If you are looking to set up a work space for whatever you do you probably noticed that there are a ton of awesome ideas out there. You probably also started to feel that your garage, shed, basement, or whatever you have to work out of, is hopelessly inadequate. Shop envy. It’s real.
What I want to do is share a few thoughts on how my own workshop has grown in two years, how it has become so much more functional, and what I have done to make our space work. And while we do woodworking, this is applicable to different kinds of shops. It’s a waste of time and creative energy to spend time wishing you had what someone else has. Make your shop your own, and you can bet there are probably plenty of other people out there who wish they had what you have.
First, a shop tour:
I should note that Kreg Tool graciously provided the workbench, which I consider an indispensable part of my shop. All opinions are, of course, my own.

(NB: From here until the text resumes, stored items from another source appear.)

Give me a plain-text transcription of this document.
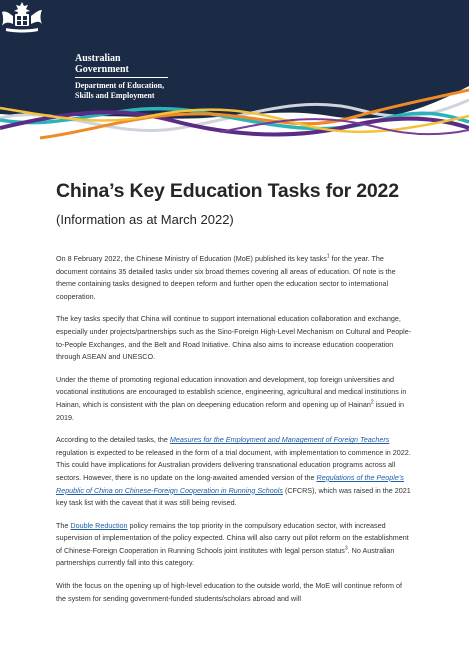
Australian Government
Department of Education,
Skills and Employment
China’s Key Education Tasks for 2022

(Information as at March 2022)

On 8 February 2022, the Chinese Ministry of Education (MoE) published its key tasks$^1$ for the year. The document contains 35 detailed tasks under six broad themes covering all areas of education. Of note is the theme containing tasks designed to deepen reform and further open the education sector to international cooperation.

The key tasks specify that China will continue to support international education collaboration and exchange, especially under projects/partnerships such as the Sino-Foreign High-Level Mechanism on Cultural and People-to-People Exchanges, and the Belt and Road Initiative. China also aims to increase education cooperation through ASEAN and UNESCO.

Under the theme of promoting regional education innovation and development, top foreign universities and vocational institutions are encouraged to establish science, engineering, agricultural and medical institutions in Hainan, which is consistent with the plan on deepening education reform and opening up of Hainan$^2$ issued in 2019.

According to the detailed tasks, the Measures for the Employment and Management of Foreign Teachers regulation is expected to be released in the form of a trial document, with implementation to commence in 2022. This could have implications for Australian providers delivering transnational education programs across all sectors. However, there is no update on the long-awaited amended version of the Regulations of the People’s Republic of China on Chinese-Foreign Cooperation in Running Schools (CFCRS), which was raised in the 2021 key task list with the caveat that it was still being revised.

The Double Reduction policy remains the top priority in the compulsory education sector, with increased supervision of implementation of the policy expected. China will also carry out pilot reform on the establishment of Chinese-Foreign Cooperation in Running Schools joint institutes with legal person status$^3$. No Australian partnerships currently fall into this category.

With the focus on the opening up of high-level education to the outside world, the MoE will continue reform of the system for sending government-funded students/scholars abroad and will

Also, this site participates in affiliate marketing, so this post includes some affiliate links. You can read more about my policy here.
Here are 5 points to consider in building your own workshop or creative space:
1. Make it accessible, and clean it
Building simple storage for my workshop made the biggest difference toward functionality, and I was able to do so for very little money. Investing in a little storage not only frees up space, it improves workflow and allows you to do more of what you love, quicker and without the frustration that comes with not being able to find materials.

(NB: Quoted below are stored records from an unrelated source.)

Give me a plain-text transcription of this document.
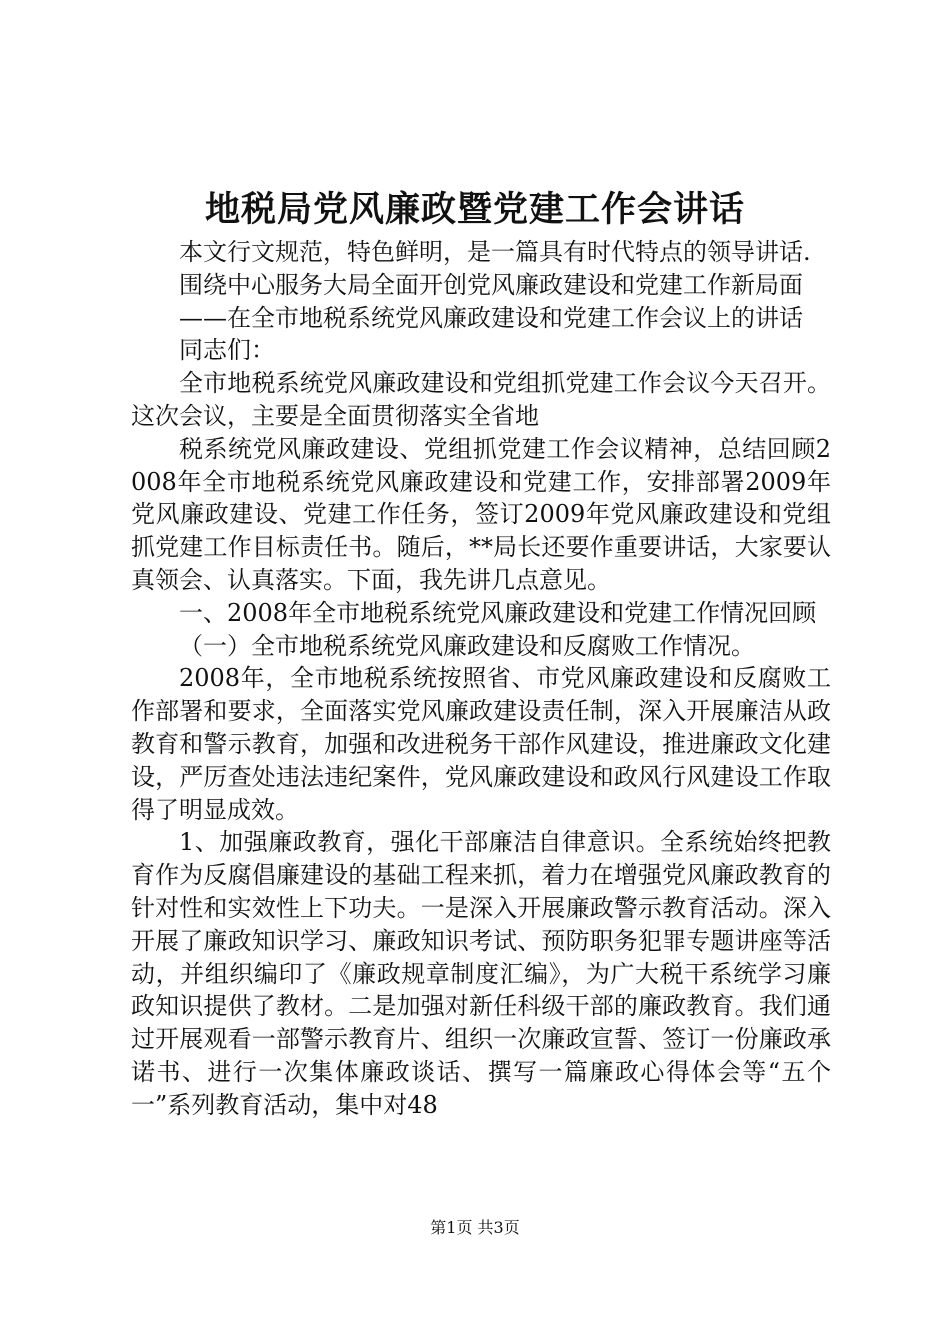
地税局党风廉政暨党建工作会讲话

本文行文规范，特色鲜明，是一篇具有时代特点的领导讲话.

围绕中心服务大局全面开创党风廉政建设和党建工作新局面

——在全市地税系统党风廉政建设和党建工作会议上的讲话

同志们：

全市地税系统党风廉政建设和党组抓党建工作会议今天召开。这次会议，主要是全面贯彻落实全省地

税系统党风廉政建设、党组抓党建工作会议精神，总结回顾2008年全市地税系统党风廉政建设和党建工作，安排部署2009年党风廉政建设、党建工作任务，签订2009年党风廉政建设和党组抓党建工作目标责任书。随后，**局长还要作重要讲话，大家要认真领会、认真落实。下面，我先讲几点意见。

一、2008年全市地税系统党风廉政建设和党建工作情况回顾

（一）全市地税系统党风廉政建设和反腐败工作情况。

2008年，全市地税系统按照省、市党风廉政建设和反腐败工作部署和要求，全面落实党风廉政建设责任制，深入开展廉洁从政教育和警示教育，加强和改进税务干部作风建设，推进廉政文化建设，严厉查处违法违纪案件，党风廉政建设和政风行风建设工作取得了明显成效。

1、加强廉政教育，强化干部廉洁自律意识。全系统始终把教育作为反腐倡廉建设的基础工程来抓，着力在增强党风廉政教育的针对性和实效性上下功夫。一是深入开展廉政警示教育活动。深入开展了廉政知识学习、廉政知识考试、预防职务犯罪专题讲座等活动，并组织编印了《廉政规章制度汇编》，为广大税干系统学习廉政知识提供了教材。二是加强对新任科级干部的廉政教育。我们通过开展观看一部警示教育片、组织一次廉政宣誓、签订一份廉政承诺书、进行一次集体廉政谈话、撰写一篇廉政心得体会等“五个一”系列教育活动，集中对48

第1页 共3页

A couple lumber racks by Portamate were the game changer for my shop, allowing me to clear lots of valuable space off the floor. All the rest of the shelving was built using simple materials like scrap 2x4s and plywood.
And, clean it. If you have a wood shop add an air filtration system. You only have one set of lungs, so don’t blow them on breathing that stuff, guys. I trash the place pretty hard when I’m in the middle of a project, but before starting another I try to get it fairly clean. Find what works for you, and clean it up once in a while.
2. Consider what inspires you
This was my shop just a few months ago, after a major clean up.
And here it is after painting last week. I also wrapped the big beam overhead in scrap cedar from our leftover fencing.
Painting the walls may not have done much in the way of functionality (other than making photos less yellowish), but it feels pretty amazing. It feels like a space where creativity flows. It feels like a place I can be proud of. Make your workshop an extension of you in some small way.
3. Let your space grow with you
The way you work, what you make, and what you like change over time. So should your space. This bench worked for two years, but it grew cumbersome and slowed my work flow as time went on. I found myself moving tools far too often. It was also far too high, and offered little to no actual work space.
The solution came to me one night that instead of figuring out exactly how to fit all the power tools on one bench I needed to move the tools off the bench itself. The table saw and router table on stored on the bench right now because I haven’t yet made a stands for them, but when I do the bench itself can double as an outfeed table.
Good workbenches can cost a whole lot of money, but Kreg Tool makes solid, strong benches in an incredible range of sizes for a great price. This one measures 28 x 64″ and is mounted on their locking casters that roll smoothly and easily. You get the rails and hardware, and then add the top and shelf. I elected to top mine with 3/4″ plywood, attached to another 3/4″ frame, and framed in walnut wood. It is finished with Varathane Triple Thick Polyurethane.
4. Think in terms of dedicated work stations whenever possible
Whatever it is you do, think about how you work and set up stations accordingly.
I have to highlight this awesome mobile miter stand made from plans by Brad at Fix This Build That. With the wings up it can hold an impressive load of wood, and with them down it can fold into a small space. Taking Brad’s recommendation, I will be adding a switch that will turn the vacuum on when the saw is in operation, and run for a few seconds after the saw stops to clear the sawdust.
I topped the stand with Kreg Tool’s Precision Trak and Stop System, which I cannot say enough about. The system allows me to make repeated cuts with perfect accuracy.
5. The best tool is the one you have
This is maybe the most important point. Don’t let not being able to afford the latest and greatest stop you from doing what you love. I would love a $2500 table saw, but this $299 job site saw by Dewalt has served me very well over the past three or so years. We all have a wish list, but don’t let that list keep you from making something cool.
Thanks for visiting my humble shop. Best of luck as you make (or continue to make) your shop your own, happy building!